I don't want to know where you are or what you do.
あなたがどこで何をしてるかなんて知りたくない。
I don't want to think about you anymore.
もう、あなたのことは考えたくない。
You delight in wickedness and then berate yourself for the delight.
あなたは邪悪に喜びを見出し、そんな自分を咎める。
You delight. I tolerate. I don't have your appetite.
あなたは歓喜し、僕は耐える。僕にはあなたみたいな食欲はないんだ。
Goodbye, Hannibal.
さよならだ、ハンニバル。
言葉は冷たいけれども、ため息を付きながら辛そうに語るウィルも目が潤んでます。
ハンニバルを追ってヨーロッパまで行き、裏切りへの怒りや疑いに苦しみ、殺したいと思っても殺せず、反対に殺されそうになり、ハンニバルの因果が導く暴力沙汰にどうしようもなく巻き込まれていく。どんなに好きでも一緒にいたら幸福は望めない相手。ウィルも傷ついているのですね。別れるしかないことに傷ついている。
それに、ハンニバルを逃したいから心を鬼にしているのでしょう。
時間が巻き戻らない限り、2人に未来はないのでしょうか?
勝ち誇った投降
ハンニバルが立ち去ったと思われる真っ暗な夜、ジャックとFBIが漸くウィル宅を捜索に来ます。
「あの人はもういないよ」と迎えるウィルの言葉に
「ジャック、私はここだ。とうとうチェサピークの切り裂き魔を捕まえたな」と出て来るハンニバル。
「私が捕まえたんじゃなく、君が勝手に投降したんだ」と、呆れるジャック。
「私がどこにいるか、どこで私もみつけられるか、いつも君に分かってて欲しい」と、勝ち誇ったようにウィルに語りかけるハンニバル。
監獄に入っていれば、居場所はいつでもわかりますから、ウィルの思いへのとんでもない当てこすり。別れないぞな意志満々。

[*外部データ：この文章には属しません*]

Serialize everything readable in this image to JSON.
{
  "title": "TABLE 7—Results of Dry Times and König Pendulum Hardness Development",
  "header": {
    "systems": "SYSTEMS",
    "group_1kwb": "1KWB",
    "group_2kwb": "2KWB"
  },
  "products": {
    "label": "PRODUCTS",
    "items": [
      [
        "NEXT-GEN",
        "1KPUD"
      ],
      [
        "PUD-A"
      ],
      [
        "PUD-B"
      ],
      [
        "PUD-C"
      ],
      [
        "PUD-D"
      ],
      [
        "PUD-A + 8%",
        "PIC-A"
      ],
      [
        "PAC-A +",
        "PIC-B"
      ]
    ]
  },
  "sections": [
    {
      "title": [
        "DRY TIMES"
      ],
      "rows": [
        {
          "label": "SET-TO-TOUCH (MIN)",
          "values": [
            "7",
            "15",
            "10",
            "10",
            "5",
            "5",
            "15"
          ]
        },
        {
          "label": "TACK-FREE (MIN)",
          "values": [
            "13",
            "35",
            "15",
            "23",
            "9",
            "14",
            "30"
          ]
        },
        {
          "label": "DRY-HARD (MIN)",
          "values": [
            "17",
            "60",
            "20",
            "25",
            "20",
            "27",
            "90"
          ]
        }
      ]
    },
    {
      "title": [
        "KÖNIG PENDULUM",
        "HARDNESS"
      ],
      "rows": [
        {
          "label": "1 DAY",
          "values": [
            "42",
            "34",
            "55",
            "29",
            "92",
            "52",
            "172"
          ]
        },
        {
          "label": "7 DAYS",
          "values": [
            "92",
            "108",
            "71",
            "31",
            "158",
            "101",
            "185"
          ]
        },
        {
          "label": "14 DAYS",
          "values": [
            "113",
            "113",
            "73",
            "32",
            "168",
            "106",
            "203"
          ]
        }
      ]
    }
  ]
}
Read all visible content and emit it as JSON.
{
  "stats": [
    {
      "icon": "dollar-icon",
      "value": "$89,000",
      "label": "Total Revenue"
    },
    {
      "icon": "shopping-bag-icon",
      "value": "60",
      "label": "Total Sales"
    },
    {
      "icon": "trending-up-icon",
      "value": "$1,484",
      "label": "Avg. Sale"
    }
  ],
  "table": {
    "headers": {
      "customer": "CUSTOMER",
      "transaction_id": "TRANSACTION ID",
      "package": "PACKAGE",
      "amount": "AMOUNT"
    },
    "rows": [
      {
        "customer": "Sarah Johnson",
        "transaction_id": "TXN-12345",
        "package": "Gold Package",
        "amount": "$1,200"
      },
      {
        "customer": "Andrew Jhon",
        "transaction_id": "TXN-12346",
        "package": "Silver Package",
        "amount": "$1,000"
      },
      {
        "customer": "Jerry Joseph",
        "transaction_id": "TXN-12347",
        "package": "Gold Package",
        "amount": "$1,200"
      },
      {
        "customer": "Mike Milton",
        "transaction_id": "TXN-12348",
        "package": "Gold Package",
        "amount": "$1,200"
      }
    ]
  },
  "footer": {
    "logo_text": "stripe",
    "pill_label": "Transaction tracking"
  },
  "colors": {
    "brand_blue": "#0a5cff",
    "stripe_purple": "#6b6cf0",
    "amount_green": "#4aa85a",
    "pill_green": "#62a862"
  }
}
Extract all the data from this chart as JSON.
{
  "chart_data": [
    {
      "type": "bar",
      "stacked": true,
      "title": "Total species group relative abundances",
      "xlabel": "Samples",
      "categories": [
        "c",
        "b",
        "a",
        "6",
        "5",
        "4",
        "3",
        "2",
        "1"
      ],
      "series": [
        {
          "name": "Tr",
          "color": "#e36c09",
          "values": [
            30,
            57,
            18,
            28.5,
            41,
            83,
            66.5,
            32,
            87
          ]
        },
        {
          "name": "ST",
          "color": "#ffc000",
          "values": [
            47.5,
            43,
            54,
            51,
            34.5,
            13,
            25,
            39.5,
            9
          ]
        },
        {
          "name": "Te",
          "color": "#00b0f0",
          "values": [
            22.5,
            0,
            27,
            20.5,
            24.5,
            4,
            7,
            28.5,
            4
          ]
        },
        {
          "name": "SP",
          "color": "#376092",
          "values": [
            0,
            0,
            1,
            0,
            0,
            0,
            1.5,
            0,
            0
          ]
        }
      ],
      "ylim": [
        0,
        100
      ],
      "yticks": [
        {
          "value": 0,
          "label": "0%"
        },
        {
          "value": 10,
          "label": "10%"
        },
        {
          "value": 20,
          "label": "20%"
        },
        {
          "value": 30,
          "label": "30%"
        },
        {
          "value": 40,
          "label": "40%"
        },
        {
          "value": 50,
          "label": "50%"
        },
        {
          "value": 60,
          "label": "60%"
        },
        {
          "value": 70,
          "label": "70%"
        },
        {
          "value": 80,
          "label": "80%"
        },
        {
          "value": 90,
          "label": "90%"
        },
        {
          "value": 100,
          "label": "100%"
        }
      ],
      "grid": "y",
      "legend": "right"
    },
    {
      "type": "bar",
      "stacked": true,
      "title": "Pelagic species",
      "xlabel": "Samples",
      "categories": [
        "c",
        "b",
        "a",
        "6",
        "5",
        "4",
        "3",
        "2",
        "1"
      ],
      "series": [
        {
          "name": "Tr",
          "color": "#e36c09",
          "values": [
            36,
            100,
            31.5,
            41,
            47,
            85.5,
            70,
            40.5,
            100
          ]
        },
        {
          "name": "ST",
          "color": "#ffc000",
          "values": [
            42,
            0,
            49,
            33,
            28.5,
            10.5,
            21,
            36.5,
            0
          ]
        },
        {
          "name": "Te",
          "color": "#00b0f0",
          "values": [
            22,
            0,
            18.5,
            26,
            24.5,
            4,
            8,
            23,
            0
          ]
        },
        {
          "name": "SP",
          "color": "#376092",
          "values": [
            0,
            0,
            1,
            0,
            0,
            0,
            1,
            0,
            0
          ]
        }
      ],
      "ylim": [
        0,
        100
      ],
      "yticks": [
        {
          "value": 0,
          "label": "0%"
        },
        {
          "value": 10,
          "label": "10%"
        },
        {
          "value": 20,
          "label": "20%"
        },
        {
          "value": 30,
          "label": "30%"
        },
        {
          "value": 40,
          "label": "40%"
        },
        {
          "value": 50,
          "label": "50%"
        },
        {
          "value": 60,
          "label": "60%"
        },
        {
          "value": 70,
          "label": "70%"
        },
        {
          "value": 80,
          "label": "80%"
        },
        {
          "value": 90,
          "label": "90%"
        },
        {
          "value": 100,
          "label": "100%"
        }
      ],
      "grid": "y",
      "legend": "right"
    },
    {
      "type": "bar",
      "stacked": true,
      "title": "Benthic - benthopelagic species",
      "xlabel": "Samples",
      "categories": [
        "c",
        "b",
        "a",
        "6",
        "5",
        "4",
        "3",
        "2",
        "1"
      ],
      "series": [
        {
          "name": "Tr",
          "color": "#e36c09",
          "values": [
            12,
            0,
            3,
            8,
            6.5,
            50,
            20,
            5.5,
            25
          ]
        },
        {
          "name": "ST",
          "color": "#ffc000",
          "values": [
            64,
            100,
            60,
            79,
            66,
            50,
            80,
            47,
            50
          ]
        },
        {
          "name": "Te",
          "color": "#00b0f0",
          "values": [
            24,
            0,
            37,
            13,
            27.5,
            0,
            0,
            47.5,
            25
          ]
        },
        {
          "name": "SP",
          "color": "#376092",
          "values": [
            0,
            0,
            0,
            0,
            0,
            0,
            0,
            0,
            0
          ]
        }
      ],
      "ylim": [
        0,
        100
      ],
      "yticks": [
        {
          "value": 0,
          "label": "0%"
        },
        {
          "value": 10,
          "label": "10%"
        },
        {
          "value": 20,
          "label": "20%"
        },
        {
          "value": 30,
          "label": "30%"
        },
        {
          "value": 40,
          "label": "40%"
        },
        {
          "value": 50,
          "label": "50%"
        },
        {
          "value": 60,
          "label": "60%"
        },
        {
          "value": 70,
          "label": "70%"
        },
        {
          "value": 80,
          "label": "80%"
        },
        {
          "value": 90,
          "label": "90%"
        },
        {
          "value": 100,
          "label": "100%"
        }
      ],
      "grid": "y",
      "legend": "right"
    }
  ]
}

今度は、ウィルが打ちのめされる番。打ちひしがれて家の中に引っ込むウィル。何一つ、思いは叶わなかったのですね。
自首することでウィルを逃さず、ゼロサムゲームを続けようとするハンニバル。悪女の深情けってやつですか?業が深すぎる男の恋路は実るのか?
なんともやるせない、ミッドシーズンのエンディングでした。